Around this time Dud Dudley had begun to smelt iron using coal, a method he did neither patented nor did he give much detail of the technique in his papers of the time. In 1708 Darby leased the defunct Sir Basil Brooke furnace, rebuilt it and began smelting iron using coke, which was a major breakthrough in iron melting, enabling the melting of larger quantities of metal at lower cost.

In 1717 Abraham Darby died and the company was then managed by Darby’s wife, son in law Richard Ford and Thomas Goldney. His son, Abraham Darby Ⅱ joined the company in 1732 being too young at the time of his father’s death. Ford remained manager of the company until 1745 when Darby Ⅱ took over.
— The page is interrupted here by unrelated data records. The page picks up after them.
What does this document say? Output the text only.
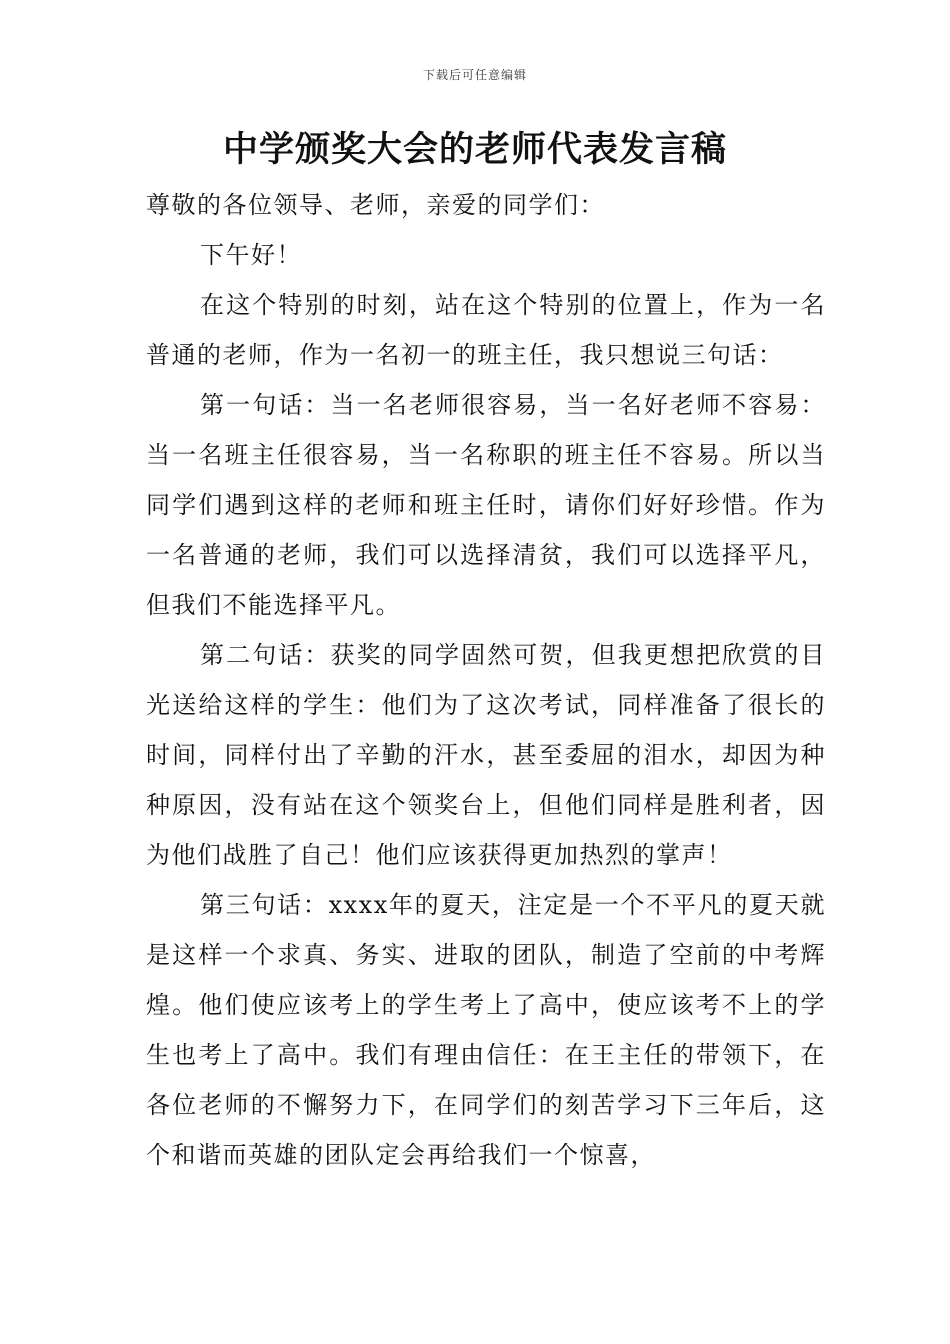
下载后可任意编辑
中学颁奖大会的老师代表发言稿

尊敬的各位领导、老师，亲爱的同学们：

下午好！

在这个特别的时刻，站在这个特别的位置上，作为一名普通的老师，作为一名初一的班主任，我只想说三句话：

第一句话：当一名老师很容易，当一名好老师不容易：当一名班主任很容易，当一名称职的班主任不容易。所以当同学们遇到这样的老师和班主任时，请你们好好珍惜。作为一名普通的老师，我们可以选择清贫，我们可以选择平凡，但我们不能选择平凡。

第二句话：获奖的同学固然可贺，但我更想把欣赏的目光送给这样的学生：他们为了这次考试，同样准备了很长的时间，同样付出了辛勤的汗水，甚至委屈的泪水，却因为种种原因，没有站在这个领奖台上，但他们同样是胜利者，因为他们战胜了自己！他们应该获得更加热烈的掌声！

第三句话：xxxx年的夏天，注定是一个不平凡的夏天就是这样一个求真、务实、进取的团队，制造了空前的中考辉煌。他们使应该考上的学生考上了高中，使应该考不上的学生也考上了高中。我们有理由信任：在王主任的带领下，在各位老师的不懈努力下，在同学们的刻苦学习下三年后，这个和谐而英雄的团队定会再给我们一个惊喜，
Like his father he was an innovative engineer and introduced a steam engine to supply the blast. This was a time of expansion with many new furnaces built and new products introduced, pumps, pipes, cannon and later engine cylinder castings.

In 1763 Abraham Darby Ⅱ died and the company was managed by Richard Reynolds who had been taken into partnership in 1757.
Iron, coal and other products were transported by horse pulled trucks along wooden rails which had a relatively short working life. To overcome this Reynolds cast rails and so doing created a precedent for future railways. Abraham Darby Ⅲ joined the firm in 1768 aged 18 and his brother Samuel a few years later. The company expanded further and not just locally. A bridge was needed across the river Severn and Darby and the architect James Pritchard developed the design for the world’s first cast iron bridge. Using knowledge of the time wooden bridge methods of construction were used in the design. The casting of 70 foot bridge members would test today’s engineers but for the late 1700’s it was unchartered territory and it is not fully understood how with open sand moulds they achieved it. The bridge was completed in 1781. The cost was almost double estimates and as Darby had agreed to cover cost over runs the company ran up debts which continued to be a burden throughout the life of Abraham Darby Ⅲ. Cannon production had stopped some years earlier for ethical reasons and, despite it being a lucrative market which could have eased the fortunes of the company, it and was not a market the company was prepared to re-enter.

The beginning of the 1800’s was a difficult time for the company which did not really begin to improve until Francis Darby developed castings for the structural and art markets around 1830. Steam engine manufacture continued to be a major market throughout the 19th century. At the start of the 1900’s products included rainwater goods, architectural castings and gas fires for London County Council as well as large cooking ranges for canteens and hotels. Munitions were produced for the 1st World War.

For over 200 years the Darby family were involved in the Coalbrookdale foundry but in 1929 it was incorporated into Allied Iron Founders ltd. Rainwater and soil products and domestic appliances became a major market. Munitions and other items, including wings for bombers were produced during the 2nd World War. Then after the war domestic appliances were designed on site and introduced including the Rayburn cooker. In 1969 the company was acquired by Glynwed Holdings to become part of the Glynwed Foundries Ltd subsidiary. Engineering and boiler castings were introduced and more investments were made into the mechanisation of foundry processes.

The recession of 2008/9 hit the foundry hard and it never really recovered. In 2015 the foundry was sold to the Middleby Corporation of America but regrettably it was unable to provide the company with the volume of work necessary to make the company viable and in November 2017 the gates were closed for the last time. Although Aga products are still assembled in Shropshire castings are now sourced outside the company.

The final slide of the presentation was that of the last of the employees’ foundry boots hanging from the closed gates of the factory.

A vote of thanks for an excellent presentation was given by Gareth Jeremiah, Prof MICME, and then the members and guests enjoyed an excellent buffet sponsored by the branch.